Aux termes de deux arrêts du 27 sept. 2017 (n° 16-13.151 et 16-17.198), la Cour de cassation a jugé qu’une loi étrangère qui ignore la réserve héréditaire n’était pas en soi contraire à l’ordre public international français.

  1. Pouvez-vous nous expliquer très brièvement, car nous reviendrons sur la question le mois prochain dans lAJ famille, ce que cette solution implique ?

Dans le cadre d’une succession internationale, le juge français peut être amené à appliquer une autre loi que la loi française. Cette loi peut très bien ne pas connaître la réserve héréditaire. La Cour de cassation considère que ce seul fait n’est pas suffisant pour considérer que cette loi étrangère porte atteinte à l’ordre public international français. L’ordre public international est, rappelons-le, une réaction du système juridique français à l’égard du résultat produit par l’application d’une loi étrangère dans une espèce déterminée qui heurterait les principes fondamentaux ou une politique législative essentielle française. La Cour de cassation considère que la réserve héréditaire n’est pas à elle seule d’ordre public et que l’application par les juridictions françaises d’une loi étrangère qui l’ignore est parfaitement admissible, sous la réserve que les résultats concrets de son application ne soient pas incompatibles avec des principes du droit français considérés comme essentiels.

  1. La position de la Cour vous surprend-elle ?

La position de la Cour de cassation n’est pas surprenante. De nombreux pays ignorent la réserve héréditaire. Il n’y a pas de raison d’imposer, à travers le système de la réserve, un mode de partage des successions qui ne serait pas celui de la loi applicable selon nos règles de conflit de lois. Par ailleurs, depuis le 17 août 2015, le règlement européen (UE) no 650/2012 du 4 juill. 2012 harmonise les règles applicables au règlement des successions au sein de l’Union européenne tout en permettant, notamment, à toute personne de choisir sa loi nationale comme loi applicable à sa succession. Dans un tel contexte, écarter toute loi étrangère qui ne connaîtrait pas la réserve héréditaire aurait altéré la mise en œuvre du règlement. Cela n’était pas concevable. La position de la Cour de cassation est donc parfaitement compatible avec cette évolution.

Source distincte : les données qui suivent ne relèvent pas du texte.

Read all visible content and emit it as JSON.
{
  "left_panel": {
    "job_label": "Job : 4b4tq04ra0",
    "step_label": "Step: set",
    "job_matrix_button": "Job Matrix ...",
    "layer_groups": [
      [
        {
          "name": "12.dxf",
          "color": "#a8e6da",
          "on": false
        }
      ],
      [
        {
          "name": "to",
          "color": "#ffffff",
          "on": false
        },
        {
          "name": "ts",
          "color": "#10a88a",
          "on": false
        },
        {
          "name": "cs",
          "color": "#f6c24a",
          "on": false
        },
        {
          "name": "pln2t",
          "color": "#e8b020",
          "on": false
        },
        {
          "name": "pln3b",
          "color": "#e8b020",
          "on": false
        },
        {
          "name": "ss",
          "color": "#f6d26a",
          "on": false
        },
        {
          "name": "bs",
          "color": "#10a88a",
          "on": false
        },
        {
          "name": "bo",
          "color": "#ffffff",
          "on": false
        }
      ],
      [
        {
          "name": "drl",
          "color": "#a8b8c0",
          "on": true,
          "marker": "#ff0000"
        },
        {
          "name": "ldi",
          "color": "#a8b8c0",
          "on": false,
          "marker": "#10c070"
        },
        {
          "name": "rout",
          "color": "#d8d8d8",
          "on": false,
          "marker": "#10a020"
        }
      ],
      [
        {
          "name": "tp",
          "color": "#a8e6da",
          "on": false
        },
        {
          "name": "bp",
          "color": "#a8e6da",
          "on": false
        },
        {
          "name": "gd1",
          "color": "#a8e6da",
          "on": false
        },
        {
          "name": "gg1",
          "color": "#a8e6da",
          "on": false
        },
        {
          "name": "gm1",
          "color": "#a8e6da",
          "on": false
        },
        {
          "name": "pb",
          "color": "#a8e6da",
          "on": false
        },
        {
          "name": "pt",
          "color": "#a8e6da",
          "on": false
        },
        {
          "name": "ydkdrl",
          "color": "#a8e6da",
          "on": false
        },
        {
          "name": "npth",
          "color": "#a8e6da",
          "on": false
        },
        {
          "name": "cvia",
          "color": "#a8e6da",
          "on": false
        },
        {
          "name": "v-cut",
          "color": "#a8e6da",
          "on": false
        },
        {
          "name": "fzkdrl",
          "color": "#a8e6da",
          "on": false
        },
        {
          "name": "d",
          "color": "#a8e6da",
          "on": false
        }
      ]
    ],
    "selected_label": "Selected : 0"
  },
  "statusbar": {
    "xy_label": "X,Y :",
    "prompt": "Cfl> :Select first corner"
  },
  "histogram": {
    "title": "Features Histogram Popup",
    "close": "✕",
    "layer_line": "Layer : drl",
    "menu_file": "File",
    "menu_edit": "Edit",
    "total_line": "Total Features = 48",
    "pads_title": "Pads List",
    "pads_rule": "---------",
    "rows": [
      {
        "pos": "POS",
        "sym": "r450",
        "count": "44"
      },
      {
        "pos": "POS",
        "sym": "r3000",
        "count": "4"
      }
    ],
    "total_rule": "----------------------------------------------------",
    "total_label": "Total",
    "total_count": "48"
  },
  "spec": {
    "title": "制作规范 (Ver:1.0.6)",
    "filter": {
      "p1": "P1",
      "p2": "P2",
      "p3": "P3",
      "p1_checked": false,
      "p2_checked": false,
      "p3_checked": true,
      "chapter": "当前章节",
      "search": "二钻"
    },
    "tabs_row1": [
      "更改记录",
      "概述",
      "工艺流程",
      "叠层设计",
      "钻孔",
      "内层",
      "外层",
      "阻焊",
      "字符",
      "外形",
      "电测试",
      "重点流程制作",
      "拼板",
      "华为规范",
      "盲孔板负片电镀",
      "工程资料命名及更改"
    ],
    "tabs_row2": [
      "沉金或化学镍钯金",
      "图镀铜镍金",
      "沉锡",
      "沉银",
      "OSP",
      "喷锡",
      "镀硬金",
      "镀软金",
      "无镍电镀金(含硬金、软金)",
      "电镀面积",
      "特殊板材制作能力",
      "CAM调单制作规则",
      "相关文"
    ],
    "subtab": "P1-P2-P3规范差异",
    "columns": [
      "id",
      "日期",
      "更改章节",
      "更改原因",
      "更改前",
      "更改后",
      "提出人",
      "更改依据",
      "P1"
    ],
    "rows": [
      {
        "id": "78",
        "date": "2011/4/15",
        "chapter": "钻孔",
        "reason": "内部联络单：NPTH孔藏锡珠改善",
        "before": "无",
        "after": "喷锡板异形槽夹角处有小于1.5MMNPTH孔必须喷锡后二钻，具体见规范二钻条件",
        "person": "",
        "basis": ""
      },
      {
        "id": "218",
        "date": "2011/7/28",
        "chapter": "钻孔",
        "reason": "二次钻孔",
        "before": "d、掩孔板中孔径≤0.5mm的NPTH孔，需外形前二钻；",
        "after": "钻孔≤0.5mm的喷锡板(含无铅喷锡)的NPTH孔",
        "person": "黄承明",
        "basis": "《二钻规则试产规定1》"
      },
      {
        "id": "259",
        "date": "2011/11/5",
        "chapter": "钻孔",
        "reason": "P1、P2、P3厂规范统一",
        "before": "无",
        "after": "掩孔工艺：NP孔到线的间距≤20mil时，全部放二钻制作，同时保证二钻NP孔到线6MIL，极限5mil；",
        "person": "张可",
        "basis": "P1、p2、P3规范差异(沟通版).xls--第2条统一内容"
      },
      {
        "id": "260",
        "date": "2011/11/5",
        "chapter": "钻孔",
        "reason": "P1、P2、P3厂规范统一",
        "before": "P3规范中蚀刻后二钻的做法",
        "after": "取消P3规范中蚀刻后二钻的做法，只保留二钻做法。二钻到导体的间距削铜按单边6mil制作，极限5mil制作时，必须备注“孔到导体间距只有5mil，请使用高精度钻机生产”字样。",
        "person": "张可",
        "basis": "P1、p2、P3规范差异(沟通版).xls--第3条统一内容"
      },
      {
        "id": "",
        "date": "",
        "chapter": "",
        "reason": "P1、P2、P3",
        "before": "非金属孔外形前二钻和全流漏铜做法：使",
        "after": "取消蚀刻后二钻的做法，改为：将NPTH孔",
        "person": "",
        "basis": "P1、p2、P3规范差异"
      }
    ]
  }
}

  1. Cela signifie-t-il que l’on pourra déshériter ses enfants ou certains d’entre eux ?

La possibilité de déshériter ses enfants ou certains d’entre eux n’est offerte que si la loi applicable à la succession le permet. Ainsi, il ne sera possible de le faire que si le défunt réside habituellement à l’étranger ou s’il a une nationalité étrangère qu’il désigne en tant que loi applicable à sa succession et qui ne connaît pas la réserve héréditaire. Par ailleurs, la Cour de cassation laisse tout de même au juge une marge d’appréciation, fonction de l’application concrète de la loi étrangère qui pourrait entraîner la mise en œuvre de l’exception d’ordre public international dès lors, notamment, que les héritiers les plus faibles ne seraient pas protégés.